Un tribunale penale francese ha disposto il rinvio a giudizio dell’ex campione olimpico Yannick Agnel, coinvolto in un procedimento per presunti reati di stupro e violenza sessuale ai danni di una minore di 15 anni. La decisione è stata presa giovedì e apre formalmente la fase processuale del caso.
Secondo quanto riportato dal New York Times, Agnel, oggi 33enne, era già stato deferito al tribunale penale dell’Haut-Rhin nel maggio 2025, quando un giudice istruttore aveva ritenuto sufficienti gli elementi per procedere. L’ex nuotatore avrà 10 giorni di tempo dalla decisione del 15 gennaio per presentare ricorso alla Corte di Cassazione francese, che potrà esaminare esclusivamente la corretta applicazione della legge, e non il merito dei fatti.
L’indagine ha avuto origine nell’estate del 2021, dopo la denuncia presentata dalla presunta vittima, che si allenava con Agnel al Mulhouse Olympic Swimming Club (MON) tra il 2014 e il 2016. All’epoca dei fatti contestati, avvenuti nel 2016, Agnel aveva 24 anni, mentre la ragazza ne aveva 13. Lo stesso Agnel ha riconosciuto l’esistenza di una relazione sessuale, negando però qualsiasi forma di coercizione.
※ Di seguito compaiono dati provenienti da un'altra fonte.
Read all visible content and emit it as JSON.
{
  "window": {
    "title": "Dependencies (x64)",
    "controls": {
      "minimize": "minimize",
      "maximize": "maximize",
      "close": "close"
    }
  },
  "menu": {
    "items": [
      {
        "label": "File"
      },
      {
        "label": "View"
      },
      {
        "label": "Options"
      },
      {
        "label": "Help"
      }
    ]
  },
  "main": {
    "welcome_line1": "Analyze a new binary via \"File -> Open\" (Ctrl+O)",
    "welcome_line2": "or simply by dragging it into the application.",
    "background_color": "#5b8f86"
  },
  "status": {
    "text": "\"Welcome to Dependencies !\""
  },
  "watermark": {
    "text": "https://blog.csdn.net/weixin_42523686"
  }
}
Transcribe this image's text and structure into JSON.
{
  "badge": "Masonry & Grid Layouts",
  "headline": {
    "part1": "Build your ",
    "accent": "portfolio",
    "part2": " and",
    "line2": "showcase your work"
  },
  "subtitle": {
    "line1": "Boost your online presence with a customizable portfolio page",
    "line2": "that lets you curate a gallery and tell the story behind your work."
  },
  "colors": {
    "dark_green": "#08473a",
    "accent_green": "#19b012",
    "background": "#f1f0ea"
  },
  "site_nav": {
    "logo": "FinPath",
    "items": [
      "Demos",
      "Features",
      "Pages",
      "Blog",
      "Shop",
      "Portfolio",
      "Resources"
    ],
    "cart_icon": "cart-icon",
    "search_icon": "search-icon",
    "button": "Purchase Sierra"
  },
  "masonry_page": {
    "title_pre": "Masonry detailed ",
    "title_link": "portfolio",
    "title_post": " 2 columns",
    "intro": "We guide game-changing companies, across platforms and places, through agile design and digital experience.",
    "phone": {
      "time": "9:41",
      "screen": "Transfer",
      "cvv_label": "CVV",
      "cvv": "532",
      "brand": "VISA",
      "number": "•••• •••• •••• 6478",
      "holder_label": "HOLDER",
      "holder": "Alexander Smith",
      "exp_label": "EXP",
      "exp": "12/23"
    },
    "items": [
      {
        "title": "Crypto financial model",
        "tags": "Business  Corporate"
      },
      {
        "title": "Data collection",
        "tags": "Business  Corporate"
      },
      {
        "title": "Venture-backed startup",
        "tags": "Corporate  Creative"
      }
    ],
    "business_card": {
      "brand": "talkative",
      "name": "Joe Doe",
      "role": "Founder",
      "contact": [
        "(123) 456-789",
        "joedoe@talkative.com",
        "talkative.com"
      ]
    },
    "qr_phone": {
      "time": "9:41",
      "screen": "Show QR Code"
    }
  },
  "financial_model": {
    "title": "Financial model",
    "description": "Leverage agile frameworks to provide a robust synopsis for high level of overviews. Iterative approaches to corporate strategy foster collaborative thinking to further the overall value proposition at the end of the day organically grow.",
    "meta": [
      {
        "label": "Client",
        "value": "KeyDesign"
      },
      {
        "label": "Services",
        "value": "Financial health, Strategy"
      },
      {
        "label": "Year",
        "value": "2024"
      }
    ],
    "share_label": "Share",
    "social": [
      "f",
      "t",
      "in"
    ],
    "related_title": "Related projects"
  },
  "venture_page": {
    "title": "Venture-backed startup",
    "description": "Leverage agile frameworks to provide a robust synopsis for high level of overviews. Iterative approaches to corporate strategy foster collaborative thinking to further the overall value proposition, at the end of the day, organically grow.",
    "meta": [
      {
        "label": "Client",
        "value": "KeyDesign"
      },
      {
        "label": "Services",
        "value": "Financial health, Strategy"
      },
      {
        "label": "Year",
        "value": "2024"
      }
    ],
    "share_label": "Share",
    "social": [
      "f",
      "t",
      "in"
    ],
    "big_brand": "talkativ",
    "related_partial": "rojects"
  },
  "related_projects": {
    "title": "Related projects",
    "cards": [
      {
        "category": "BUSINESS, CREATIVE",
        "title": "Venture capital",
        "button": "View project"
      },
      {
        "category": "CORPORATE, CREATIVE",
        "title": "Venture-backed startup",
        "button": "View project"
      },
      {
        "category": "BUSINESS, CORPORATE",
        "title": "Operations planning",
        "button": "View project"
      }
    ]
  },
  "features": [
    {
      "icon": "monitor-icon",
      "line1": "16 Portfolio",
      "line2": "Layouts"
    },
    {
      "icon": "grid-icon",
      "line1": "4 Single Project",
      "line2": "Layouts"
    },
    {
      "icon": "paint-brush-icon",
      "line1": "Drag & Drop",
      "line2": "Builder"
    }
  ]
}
La legge francese stabilisce che non può esistere consenso sessuale con un minore di 15 anni. Nel 2021, il Parlamento francese ha inoltre adottato una riforma che qualifica automaticamente come stupro qualsiasi rapporto sessuale con un minore sotto tale soglia d’età, con pene che possono arrivare fino a 20 anni di reclusione.
Un’inchiesta del 2022 ha evidenziato come diversi membri del MON fossero a conoscenza della relazione. La presunta vittima è figlia di Lionel e Marjorie Horter, entrambi membri della dirigenza del club; Lionel Horter è stato anche l’allenatore principale di Agnel durante il suo periodo a Mulhouse.
Sul piano sportivo, Agnel è stato uno dei protagonisti del nuoto mondiale degli anni 2010. Ai Giochi Olimpici di Londra 2012 ha conquistato tre medaglie, tra cui l’oro nei 200 stile libero e nella 4×100 stile libero, oltre all’argento nella 4×200 stile libero. Nel 2013 ha vinto il titolo mondiale nei 200 stile libero, confermandosi anche in staffetta.
Il suo 1:43.14 nei 200 stile libero olimpici del 2012 è rimasto per anni il miglior tempo mai nuotato con costume in tessuto, prima di essere superato da David Popovici nel 2022. Agnel detiene inoltre tuttora il record mondiale in vasca corta dei 400 stile libero (3:32.25, 2012).
Dopo aver partecipato ai Giochi di Rio 2016, dove chiuse 19° nei 200 stile libero, Agnel annunciò il ritiro pochi mesi più tardi. Ora, a distanza di anni dalla fine della carriera, la sua figura sportiva è al centro di un procedimento giudiziario destinato ad avere un forte impatto anche sul dibattito pubblico in Francia.